I tried not to think, but of course I did. By the time I’d left the Sheriff’s Office years ago, I had built the necessary nonchalance about finding dead bodies. But it hadn’t always been that way. There was the night I was a twenty-year-old rookie serving a warrant with Peralta to an old hotel in the Deuce and finding a forgotten dead man instead. Peralta called it a “stinker.” I stumbled back down the stairs and onto the street, vomiting my dinner onto the hot sidewalk. For years, I had been ashamed of that, but at least it was human.

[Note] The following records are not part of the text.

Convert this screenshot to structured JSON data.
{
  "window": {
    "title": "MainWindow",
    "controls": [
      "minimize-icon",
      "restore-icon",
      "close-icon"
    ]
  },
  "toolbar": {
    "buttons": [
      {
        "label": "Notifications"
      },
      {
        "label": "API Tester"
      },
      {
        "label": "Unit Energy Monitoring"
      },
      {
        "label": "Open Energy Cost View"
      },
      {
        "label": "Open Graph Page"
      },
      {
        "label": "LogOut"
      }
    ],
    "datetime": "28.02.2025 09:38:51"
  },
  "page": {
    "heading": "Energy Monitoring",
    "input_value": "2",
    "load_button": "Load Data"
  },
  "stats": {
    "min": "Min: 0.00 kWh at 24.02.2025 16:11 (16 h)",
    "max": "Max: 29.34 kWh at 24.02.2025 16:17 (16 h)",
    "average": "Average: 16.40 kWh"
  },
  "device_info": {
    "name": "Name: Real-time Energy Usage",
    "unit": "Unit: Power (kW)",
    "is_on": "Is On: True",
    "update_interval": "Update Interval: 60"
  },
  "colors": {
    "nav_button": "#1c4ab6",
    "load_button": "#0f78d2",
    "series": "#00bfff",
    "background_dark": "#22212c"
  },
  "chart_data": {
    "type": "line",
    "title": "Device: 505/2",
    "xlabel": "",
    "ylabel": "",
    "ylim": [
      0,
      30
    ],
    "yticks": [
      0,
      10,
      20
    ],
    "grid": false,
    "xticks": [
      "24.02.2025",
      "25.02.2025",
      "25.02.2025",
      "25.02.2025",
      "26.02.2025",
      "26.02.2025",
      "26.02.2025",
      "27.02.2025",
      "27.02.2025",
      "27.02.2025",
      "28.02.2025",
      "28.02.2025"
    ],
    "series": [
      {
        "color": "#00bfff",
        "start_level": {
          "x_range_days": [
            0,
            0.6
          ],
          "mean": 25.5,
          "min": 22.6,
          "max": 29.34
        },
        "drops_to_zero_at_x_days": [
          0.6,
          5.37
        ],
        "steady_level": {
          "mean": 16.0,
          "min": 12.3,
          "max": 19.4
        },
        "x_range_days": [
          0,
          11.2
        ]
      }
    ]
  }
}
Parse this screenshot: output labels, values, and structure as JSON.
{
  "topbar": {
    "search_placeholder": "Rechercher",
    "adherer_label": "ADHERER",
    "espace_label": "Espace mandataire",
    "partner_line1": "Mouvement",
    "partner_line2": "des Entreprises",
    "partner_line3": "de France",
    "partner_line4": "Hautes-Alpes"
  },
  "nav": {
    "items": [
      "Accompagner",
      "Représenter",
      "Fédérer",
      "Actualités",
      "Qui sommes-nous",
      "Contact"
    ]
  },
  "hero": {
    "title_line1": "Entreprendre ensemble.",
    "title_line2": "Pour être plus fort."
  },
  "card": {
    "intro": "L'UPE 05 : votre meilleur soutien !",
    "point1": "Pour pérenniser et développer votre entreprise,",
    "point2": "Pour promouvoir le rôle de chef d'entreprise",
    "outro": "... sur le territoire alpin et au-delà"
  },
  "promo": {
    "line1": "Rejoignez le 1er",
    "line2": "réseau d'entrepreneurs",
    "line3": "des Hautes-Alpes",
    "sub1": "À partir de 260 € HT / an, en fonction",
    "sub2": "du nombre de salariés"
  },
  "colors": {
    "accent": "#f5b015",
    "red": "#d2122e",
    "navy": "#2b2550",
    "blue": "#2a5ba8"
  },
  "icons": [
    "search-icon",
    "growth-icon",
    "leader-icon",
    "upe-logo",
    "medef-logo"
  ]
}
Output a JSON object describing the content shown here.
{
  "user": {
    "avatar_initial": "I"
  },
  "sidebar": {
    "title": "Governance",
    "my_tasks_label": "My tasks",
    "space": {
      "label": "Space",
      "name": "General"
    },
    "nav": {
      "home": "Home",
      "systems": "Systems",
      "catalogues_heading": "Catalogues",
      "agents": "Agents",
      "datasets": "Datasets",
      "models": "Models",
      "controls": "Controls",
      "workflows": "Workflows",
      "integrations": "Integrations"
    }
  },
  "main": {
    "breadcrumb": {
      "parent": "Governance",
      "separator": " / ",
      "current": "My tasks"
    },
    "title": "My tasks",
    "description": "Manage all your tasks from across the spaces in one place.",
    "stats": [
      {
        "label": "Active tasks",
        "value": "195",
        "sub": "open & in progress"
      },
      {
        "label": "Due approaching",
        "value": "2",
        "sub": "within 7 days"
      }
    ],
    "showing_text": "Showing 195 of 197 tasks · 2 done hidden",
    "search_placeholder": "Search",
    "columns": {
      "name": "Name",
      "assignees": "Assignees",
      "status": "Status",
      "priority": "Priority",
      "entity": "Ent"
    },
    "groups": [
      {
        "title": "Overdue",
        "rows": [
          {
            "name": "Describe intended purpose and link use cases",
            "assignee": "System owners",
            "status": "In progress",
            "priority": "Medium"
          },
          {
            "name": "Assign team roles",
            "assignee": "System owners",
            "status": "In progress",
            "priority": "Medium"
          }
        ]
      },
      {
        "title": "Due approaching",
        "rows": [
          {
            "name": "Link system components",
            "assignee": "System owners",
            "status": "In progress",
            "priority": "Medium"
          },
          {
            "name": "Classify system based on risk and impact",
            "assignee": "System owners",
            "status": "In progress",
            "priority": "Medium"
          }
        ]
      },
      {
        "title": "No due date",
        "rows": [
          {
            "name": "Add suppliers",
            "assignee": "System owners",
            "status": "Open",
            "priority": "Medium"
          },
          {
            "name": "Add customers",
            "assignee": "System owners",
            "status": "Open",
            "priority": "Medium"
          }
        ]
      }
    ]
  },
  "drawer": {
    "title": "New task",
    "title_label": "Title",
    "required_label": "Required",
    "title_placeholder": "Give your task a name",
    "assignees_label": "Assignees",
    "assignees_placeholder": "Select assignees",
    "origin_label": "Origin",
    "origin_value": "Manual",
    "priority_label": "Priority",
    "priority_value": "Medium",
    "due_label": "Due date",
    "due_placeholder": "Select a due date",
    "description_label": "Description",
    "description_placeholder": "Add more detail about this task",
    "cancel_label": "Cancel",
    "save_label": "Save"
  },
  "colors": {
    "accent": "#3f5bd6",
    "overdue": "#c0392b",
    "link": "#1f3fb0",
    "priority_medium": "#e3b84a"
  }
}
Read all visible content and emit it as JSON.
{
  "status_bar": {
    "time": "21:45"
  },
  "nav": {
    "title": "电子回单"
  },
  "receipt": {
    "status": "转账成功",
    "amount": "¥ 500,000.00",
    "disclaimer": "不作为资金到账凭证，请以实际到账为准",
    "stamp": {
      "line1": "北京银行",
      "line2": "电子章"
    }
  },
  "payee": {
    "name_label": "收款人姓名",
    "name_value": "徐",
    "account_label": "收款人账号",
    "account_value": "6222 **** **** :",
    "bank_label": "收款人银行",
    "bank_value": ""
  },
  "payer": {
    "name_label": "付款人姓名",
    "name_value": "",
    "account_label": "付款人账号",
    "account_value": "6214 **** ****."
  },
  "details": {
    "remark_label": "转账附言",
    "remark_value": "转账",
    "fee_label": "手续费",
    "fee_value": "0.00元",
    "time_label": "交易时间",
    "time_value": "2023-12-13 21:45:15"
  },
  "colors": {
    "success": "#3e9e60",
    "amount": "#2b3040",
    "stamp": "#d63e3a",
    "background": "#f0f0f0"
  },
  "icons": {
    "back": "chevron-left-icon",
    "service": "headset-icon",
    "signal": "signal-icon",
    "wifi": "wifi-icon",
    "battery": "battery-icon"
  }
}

There were dusty sheriff’s cruisers on both sides of the trail. I parked behind the last one, adjusted my sunglasses, and stepped out into the heat. It was like walking into an oven set on high, under a brilliant blue sky, with a cactus wren cooing off in the distance.

“You Mapstone?” a young deputy asked. I said I was and showed my ID. She nodded and led me off into the desert. We walked maybe a quarter of a mile, over soil hard and ancient, down a wash and back up into a thicket of mesquite and cholla, which was now roped off with crime-scene tape that looked weirdly out of place here. Tall uniformed men in sunglasses milled around. I pulled out my badge and hung it on my belt, feeling strangely at home.